Detection and correction of error conditions resulting where a UAC has
specified a SIPS request and the terminating UAS has not registered a
SIP contact, or where the UAC has specified a SIP request and the
terminating UAS has registered only a SIP contact was another problem
requiring extensive discussion. The "obvious" approach of using 400
class responses created problems when interacting with forking
proxies. The WG concluded on using two new 300-class SIP response
codes to enable request resolution in these scenarios.

During the process of developing this specification, the working group
began to converge on a new process for incrementally updating RFC
3261. As a precursor to this process, this specification contains an
appendix that provides explicit in-context changes to RFC 3261 as
required by this specification.

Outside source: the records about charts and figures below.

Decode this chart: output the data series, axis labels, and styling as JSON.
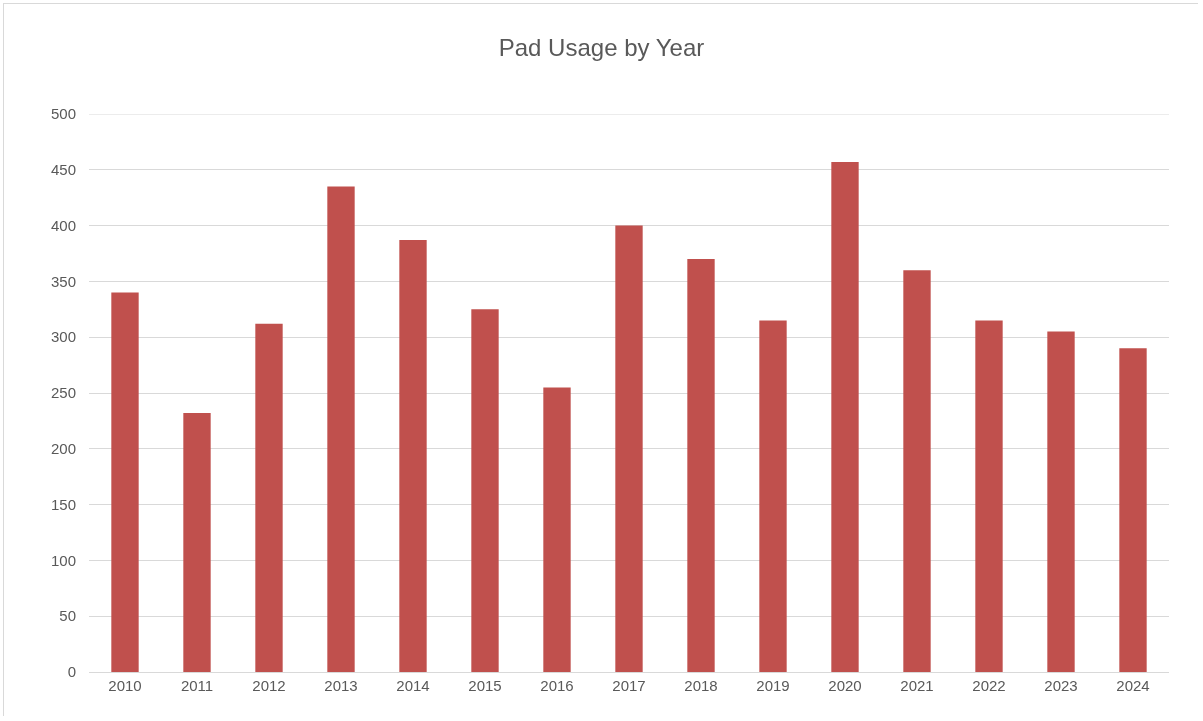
{
  "chart_data": {
    "type": "bar",
    "title": "Pad Usage by Year",
    "categories": [
      "2010",
      "2011",
      "2012",
      "2013",
      "2014",
      "2015",
      "2016",
      "2017",
      "2018",
      "2019",
      "2020",
      "2021",
      "2022",
      "2023",
      "2024"
    ],
    "values": [
      340,
      232,
      312,
      435,
      387,
      325,
      255,
      400,
      370,
      315,
      457,
      360,
      315,
      305,
      290
    ],
    "color": "#c0504d",
    "ylim": [
      0,
      500
    ],
    "yticks": [
      0,
      50,
      100,
      150,
      200,
      250,
      300,
      350,
      400,
      450,
      500
    ],
    "grid": "y"
  }
}
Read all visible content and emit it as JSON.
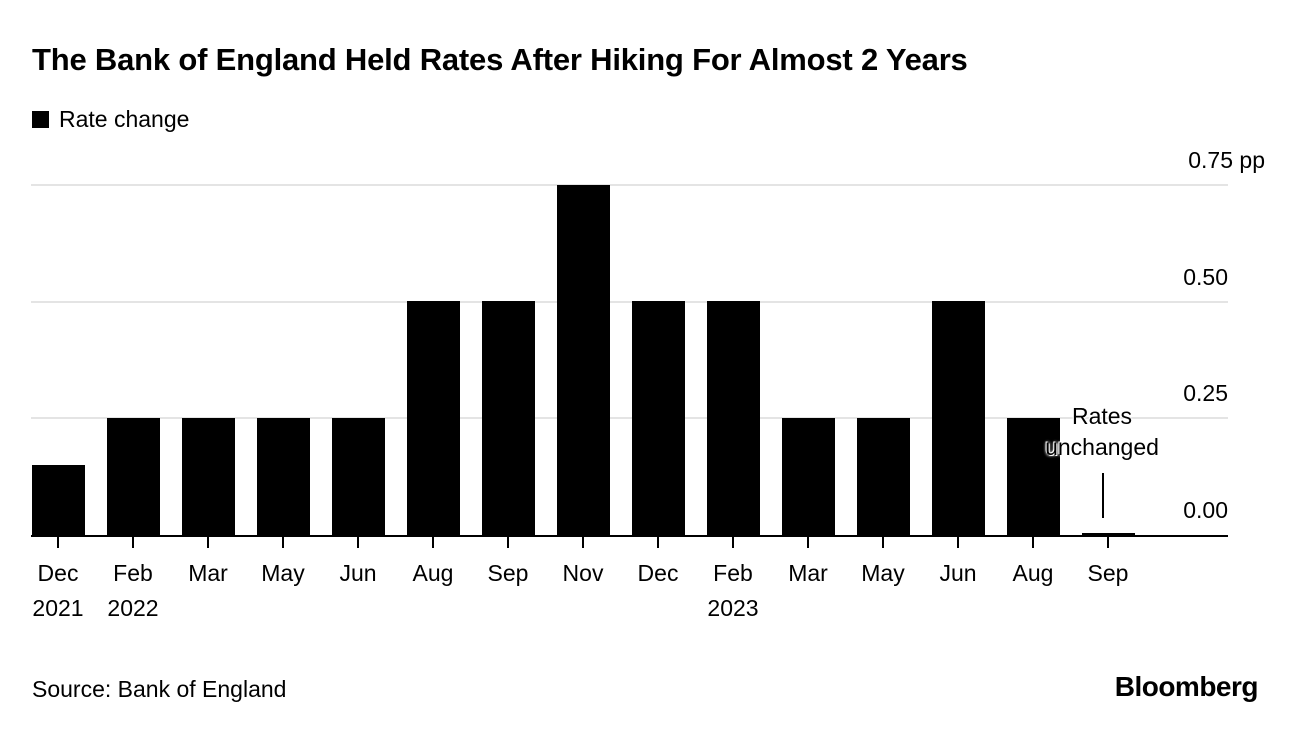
{
  "title": "The Bank of England Held Rates After Hiking For Almost 2 Years",
  "legend": {
    "label": "Rate change",
    "swatch_color": "#000000"
  },
  "annotation": {
    "line1": "Rates",
    "line2": "unchanged"
  },
  "footer": {
    "source": "Source: Bank of England",
    "logo": "Bloomberg"
  },
  "colors": {
    "bar": "#000000",
    "grid": "#e4e4e4",
    "text": "#000000",
    "background": "#ffffff"
  },
  "chart_data": {
    "type": "bar",
    "title": "The Bank of England Held Rates After Hiking For Almost 2 Years",
    "series_name": "Rate change",
    "unit": "pp",
    "categories": [
      {
        "month": "Dec",
        "year": "2021"
      },
      {
        "month": "Feb",
        "year": "2022"
      },
      {
        "month": "Mar"
      },
      {
        "month": "May"
      },
      {
        "month": "Jun"
      },
      {
        "month": "Aug"
      },
      {
        "month": "Sep"
      },
      {
        "month": "Nov"
      },
      {
        "month": "Dec"
      },
      {
        "month": "Feb",
        "year": "2023"
      },
      {
        "month": "Mar"
      },
      {
        "month": "May"
      },
      {
        "month": "Jun"
      },
      {
        "month": "Aug"
      },
      {
        "month": "Sep"
      }
    ],
    "values": [
      0.15,
      0.25,
      0.25,
      0.25,
      0.25,
      0.5,
      0.5,
      0.75,
      0.5,
      0.5,
      0.25,
      0.25,
      0.5,
      0.25,
      0.0
    ],
    "y_ticks": [
      {
        "label": "0.00",
        "value": 0.0
      },
      {
        "label": "0.25",
        "value": 0.25
      },
      {
        "label": "0.50",
        "value": 0.5
      },
      {
        "label": "0.75",
        "value": 0.75,
        "suffix": " pp"
      }
    ],
    "ylim": [
      0,
      0.75
    ],
    "grid": "horizontal",
    "value_axis_side": "right",
    "legend_position": "top-left",
    "annotation_text": "Rates unchanged",
    "annotation_target_month": "Sep 2023"
  }
}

The intent here is to reduce the
complexity of discussions at interoperability events.


          Document Quality
              Are there existing implementations of the protocol?
Have a
              significant number of vendors indicated their plan to
              implement the specification?  Are there any reviewers that
              merit special mention as having done a thorough review,
              e.g., one that resulted in important changes or a
              conclusion that the document had no substantive issues?
If
              there was a MIB Doctor, Media Type or other expert review,
              what was its course (briefly)?  In the case of a Media
Type
              review, on what date was the request posted?

There are several notable implementations of the specification at
varying levels of maturity. The SIPIt interop events have included
SIPS for some time, and the changes in this specification were in-part
driven by experiences at those interop events.

The document' Acknowledgements section cites numerous active
participants for providing detailed review.